For a $\mathbb{Z} $-algebra S we can define its mini-functor to be the functor

$\mathbf{mini}(S)~:~\mathbf{abelian} \rightarrow \mathbf{sets} $

which assigns to an Abelian group A the set of all $\mathbb{Z} $-algebra morphisms $S \rightarrow \mathbb{Z} A $. For example, for the algebra $\mathbb{Z}[x,x^{-1}] $ we have that

$\mathbf{mini}(\mathbb{Z} [x,x^{-1}]~(A) = (\mathbb{Z} A)^* $

the set of all invertible elements in the integral group-algebra. To study these sets one has to study the units of cyclotomic integers. From the above decompositions it is easy to verify that for the first few cyclic groups, the corresponding sets are $\pm C_2, \pm C_3 $ and $\pm C_4 $. However, in general this set doesn’t have to be finite. It is a well-known result that the group of units of an integral group-ring of a finite Abelian group is of the form

$(\mathbb{Z} A)^* = \pm A \times \mathbb{Z}^{\oplus r} $

where $r = \frac{1}{2}(o(A) + 1 + n_2 -2c) $ where $o(A) $ is the number of elements of A, $n_2 $ is the number of elements of order 2 and c is the number of cyclic subgroups of A. So, these sets can still be infinite but at least they are a lot more manageable, explaining the mini-terminology.

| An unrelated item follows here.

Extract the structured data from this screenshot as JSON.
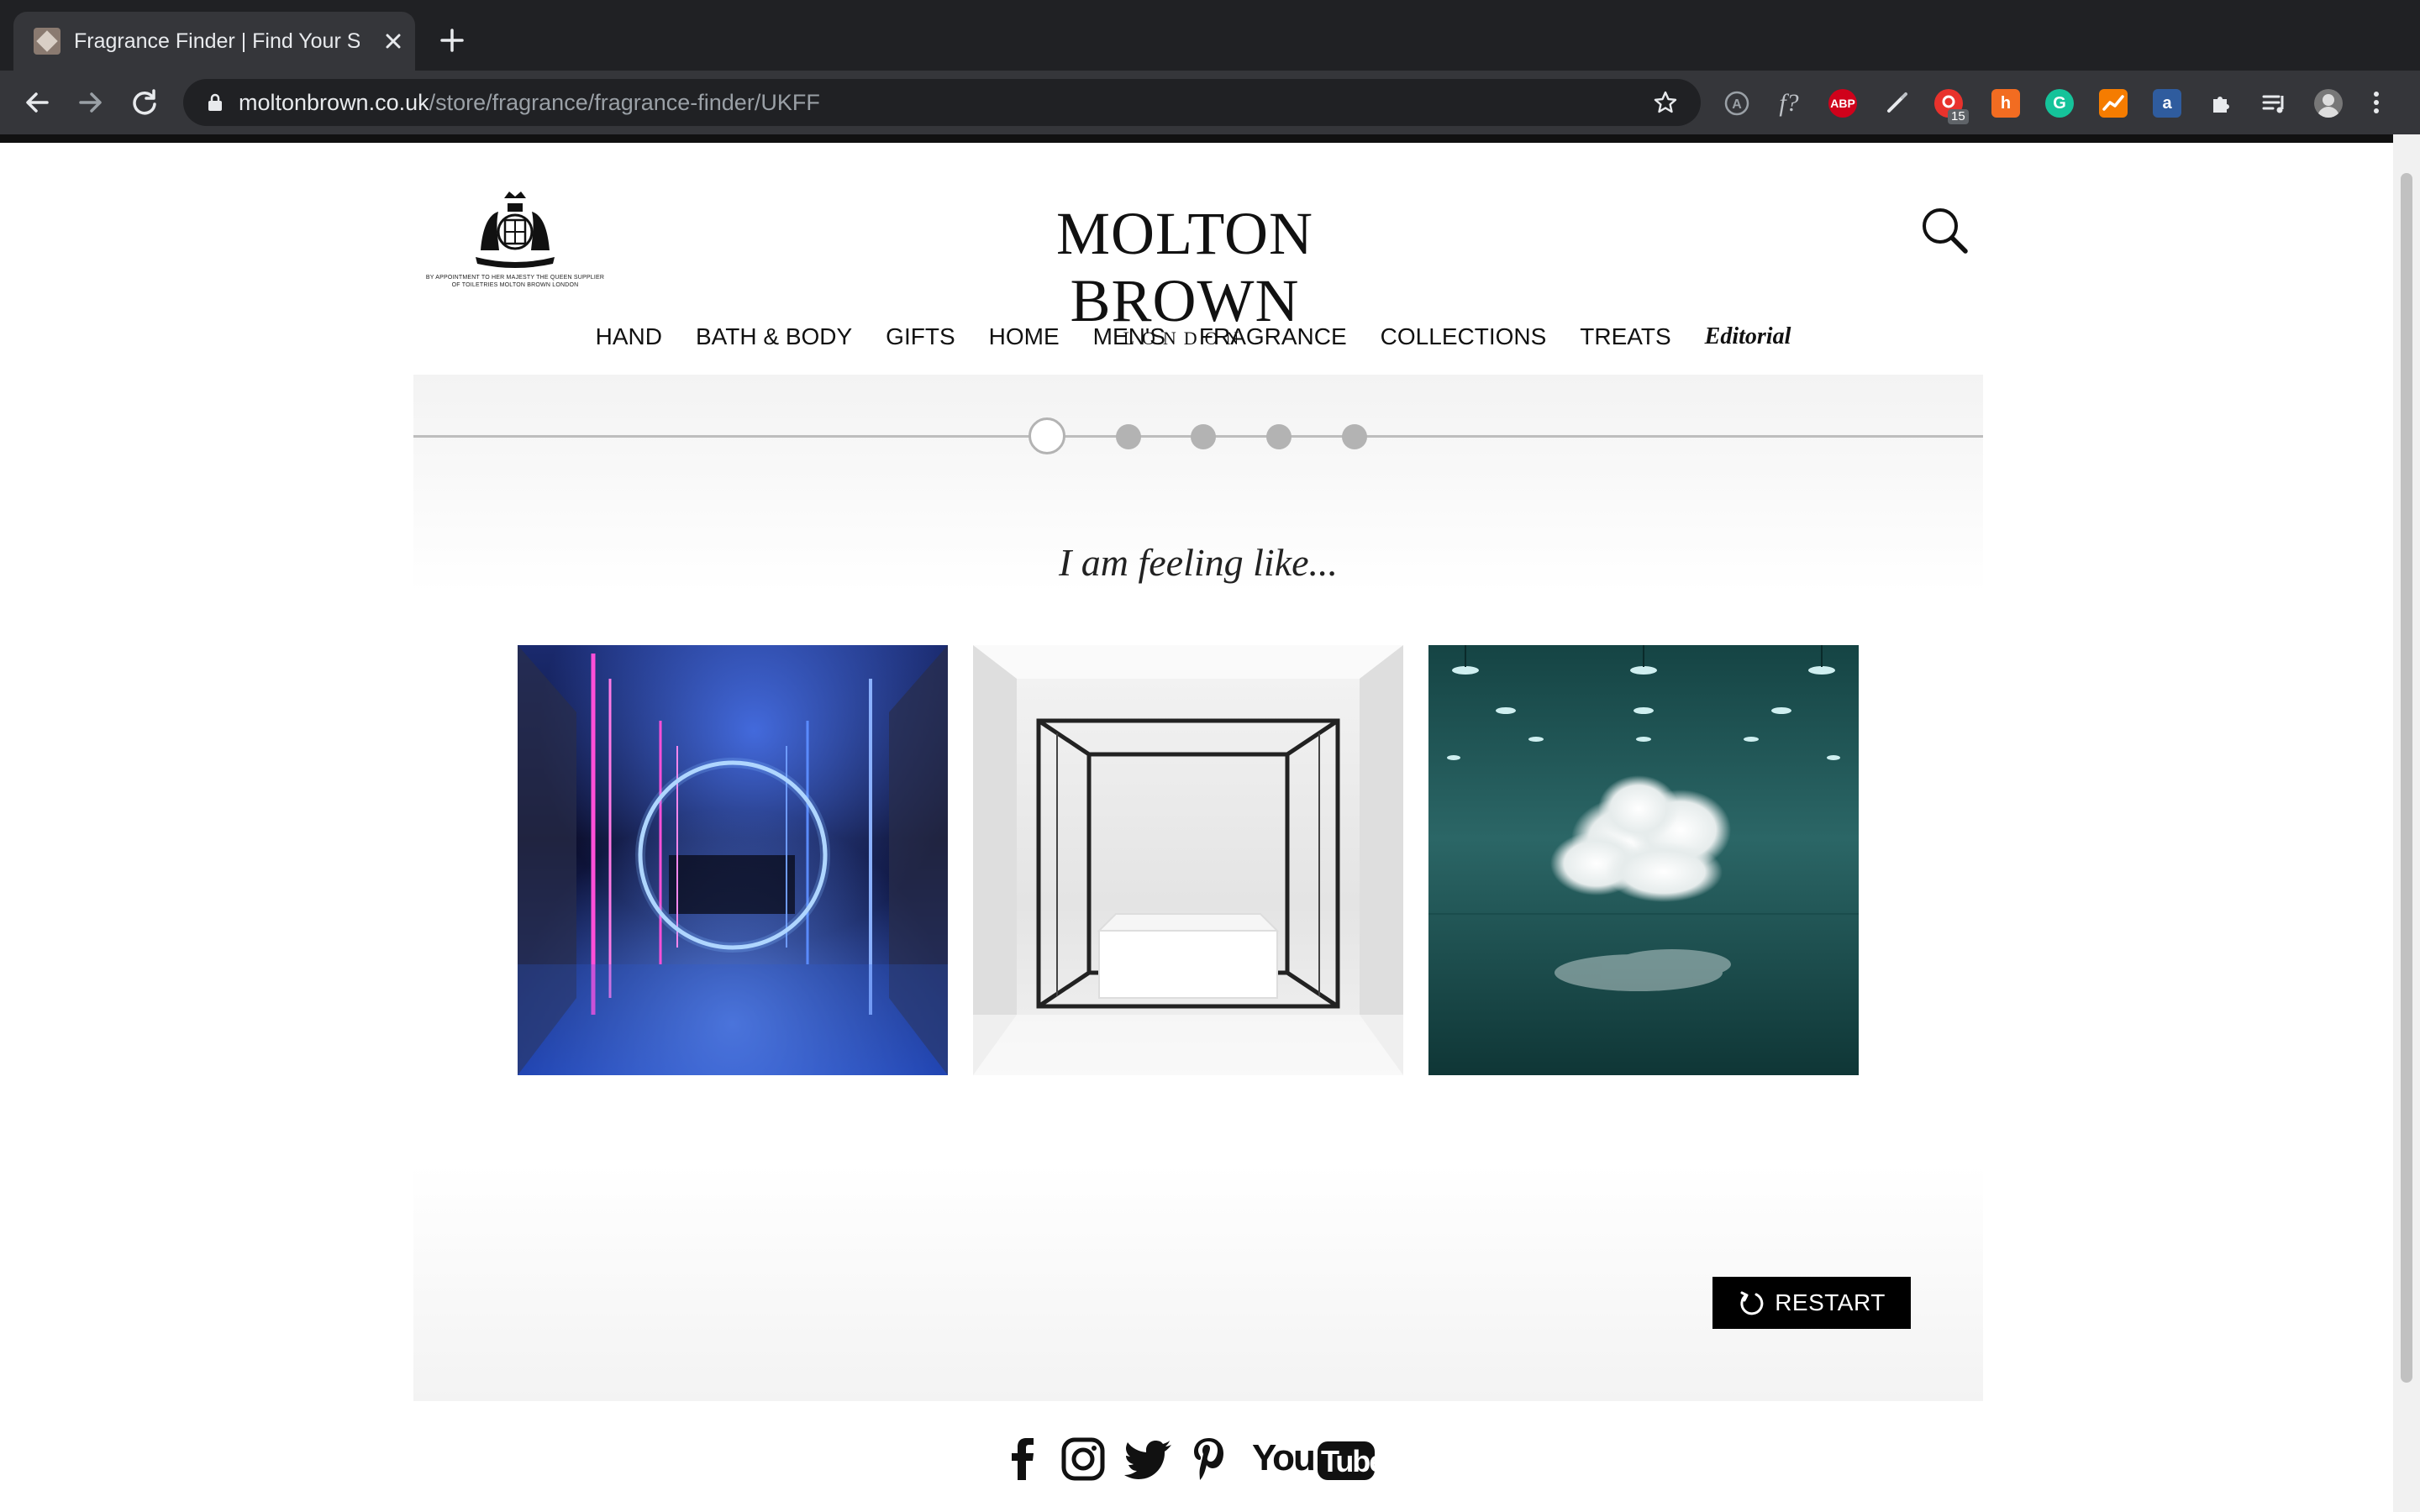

Now, we would love to go one step deeper and define nano-functors by the same procedure, this time using finitely generated algebras over $\mathbb{F}_1 $, the field with one element. But as we do not really know what we might mean by this, we simply define a nano-functor to be a subfunctor of a mini-functor, that is, a nano-functor N has an associated mini-functor $\mathbf{mini}(S) $ such that for all finite Abelian groups A we have that $N(A) \subset \mathbf{mini}(S)(A) $.

For example, the forgetful functor at the beginning, which we pompously denoted $\underline{\mathbb{G}}_m $ is a nano-functor as it is a subfunctor of the mini-functor $\mathbf{mini}(\mathbb{Z}[x,x^{-1}]) $.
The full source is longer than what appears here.